23/11/2012

La comédie budgétaire genevoise, acte 2

Les spectateurs sortis à l’entracte pour se désaltérer ont repris leur siège pour suivre le deuxième acte de la comédie budgétaire annuelle. Dans cette deuxième partie de la pièce, ils observent le Conseil d’Etat jouer le rôle découlant de son fonctionnement interne et des institutions et ils l’entendent réciter le texte d’un livret rédigé il y longtemps déjà. Dans un contexte aussi classique il n’y a évidemment pas de place pour les improvisations dans l’interprétation.  

Ainsi donc, comme le scénario le prévoyait, le Conseil d’Etat a nettoyé ses fonds de tiroirs et découvert qu’il avait sous-estimé les recettes budgétées pour 2013. En fait, informe-t-il, elles doivent être réévaluées de 99 millions de francs. C’est ce qu’un naïf appellerait « une heureuse surprise, et qui tombe à pic ! ».

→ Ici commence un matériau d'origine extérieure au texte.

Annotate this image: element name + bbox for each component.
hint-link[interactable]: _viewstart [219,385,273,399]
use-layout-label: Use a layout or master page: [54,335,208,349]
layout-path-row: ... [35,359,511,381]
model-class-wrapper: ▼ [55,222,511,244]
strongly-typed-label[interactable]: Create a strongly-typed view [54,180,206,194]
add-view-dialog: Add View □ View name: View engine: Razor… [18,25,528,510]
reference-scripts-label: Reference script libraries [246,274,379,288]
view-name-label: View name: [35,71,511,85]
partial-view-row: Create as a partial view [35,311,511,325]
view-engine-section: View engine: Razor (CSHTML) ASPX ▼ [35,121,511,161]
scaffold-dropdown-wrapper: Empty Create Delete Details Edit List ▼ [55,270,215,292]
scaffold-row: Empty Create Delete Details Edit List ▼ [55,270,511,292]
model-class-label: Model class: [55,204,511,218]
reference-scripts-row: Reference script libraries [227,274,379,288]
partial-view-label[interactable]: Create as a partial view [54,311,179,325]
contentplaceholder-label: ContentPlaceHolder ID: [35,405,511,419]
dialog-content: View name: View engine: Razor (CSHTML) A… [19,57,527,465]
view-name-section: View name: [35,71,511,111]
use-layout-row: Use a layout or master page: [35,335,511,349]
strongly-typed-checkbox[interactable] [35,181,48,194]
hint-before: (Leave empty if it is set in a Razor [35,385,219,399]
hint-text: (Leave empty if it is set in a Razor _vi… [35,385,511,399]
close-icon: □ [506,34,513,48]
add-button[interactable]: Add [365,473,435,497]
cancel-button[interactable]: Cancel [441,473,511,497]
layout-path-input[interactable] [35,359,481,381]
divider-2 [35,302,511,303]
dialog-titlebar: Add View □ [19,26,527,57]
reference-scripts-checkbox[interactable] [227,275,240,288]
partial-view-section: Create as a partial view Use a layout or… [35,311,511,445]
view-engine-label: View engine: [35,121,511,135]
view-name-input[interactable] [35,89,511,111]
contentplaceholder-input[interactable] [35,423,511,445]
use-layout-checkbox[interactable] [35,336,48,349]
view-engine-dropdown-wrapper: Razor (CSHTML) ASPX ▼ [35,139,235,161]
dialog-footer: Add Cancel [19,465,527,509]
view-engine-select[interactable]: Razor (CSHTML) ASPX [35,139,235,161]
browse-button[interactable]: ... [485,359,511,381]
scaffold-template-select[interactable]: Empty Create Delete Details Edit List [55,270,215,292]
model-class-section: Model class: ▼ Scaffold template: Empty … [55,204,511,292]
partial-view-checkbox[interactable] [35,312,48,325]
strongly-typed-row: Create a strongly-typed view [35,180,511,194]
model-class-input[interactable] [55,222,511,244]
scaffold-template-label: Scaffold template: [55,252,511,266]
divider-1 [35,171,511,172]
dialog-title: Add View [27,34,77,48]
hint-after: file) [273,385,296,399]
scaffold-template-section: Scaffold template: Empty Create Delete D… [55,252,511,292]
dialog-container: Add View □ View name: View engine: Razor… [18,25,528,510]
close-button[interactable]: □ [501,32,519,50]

Pour ne pas paraître se moquer trop ouvertement des citoyens, nos ministres se devaient de montrer que dans leurs tiroirs ils ne pouvaient pas décemment trouver seulement des millions cachés par la poussière. Leur fouille ne pouvait pas ne pas révéler aussi un trou quelque part, probablement masqué, lui, sous le dernier volume des statistiques de l’aide sociale. C’est ainsi qu’ils ont expliqué que malheureusement il faudra compter l’an prochain avec 15 millions de plus pour les prestations aux plus démunis.

Le gouvernement a décrété aussi, toujours conformément au scénario habituel, qu’il  était prêt par ailleurs, tout en « mettant lourdement en garde la population sur les dangers que comporte pour elle et ses enfants la démarche choisie », à agir sur les dépenses et sur le nombre des postes de l’administration publique. En réalité il fait semblant d’agir parce que la piste suivie ne mène pas à une diminution mais seulement à une augmentation moins forte que prévu du nombre des collaborateurs de l’Etat. Il a opté de surcroît pour une action là où sa marge de manœuvre est la plus large, à savoir l’état-major au DIP, département idéal pour une opération symbolique de ce genre, d’abord parce qu’il est effectivement bien gras et parce que son chef, qui achèvera sa carrière politique avant fin 2013, est une « victime » plus aisée que ses collègues.  

Et voilà comment, grâce aux deux tours de passe-passe comptables susmentionnés et à la pseudo-économie annoncée au sein du DIP, nos autorités se sentent autorisées à déclarer en chœur que « le déficit global prévu se trouvera allégé de 84 millions ».

Chacun comprend qu’au sein du Conseil d’Etat personne ne songe sérieusement à réduire le déficit envisagé. Protégeant les enveloppes de chaque département, les modifications annoncées visent tout simplement, comme l’attribution rendue subitement possible des 6 millions nécessaires urgemment à la planification pénitentiaire, à diviser les députés récalcitrants, à rompre le front du refus.

Indiquons à l’attention des Genevois qui ne connaissent pas encore la fin de la pièce, qu’ils peuvent parier sans risque qu’au troisième acte le gouvernement atteindra son objectif. Il n’aura besoin ni d’arguments ni d’efforts supplémentaires pour faire voter par le Grand Conseil le budget, inchangé sur le fond, qu’il avait initialement concocté et qui n’aura fait l’objet que de quelques jeux d’écritures destinées à permettre aux petits rôles et aux figurants de la comédie de "montrer qu'ils comptent" ou de sauver la face.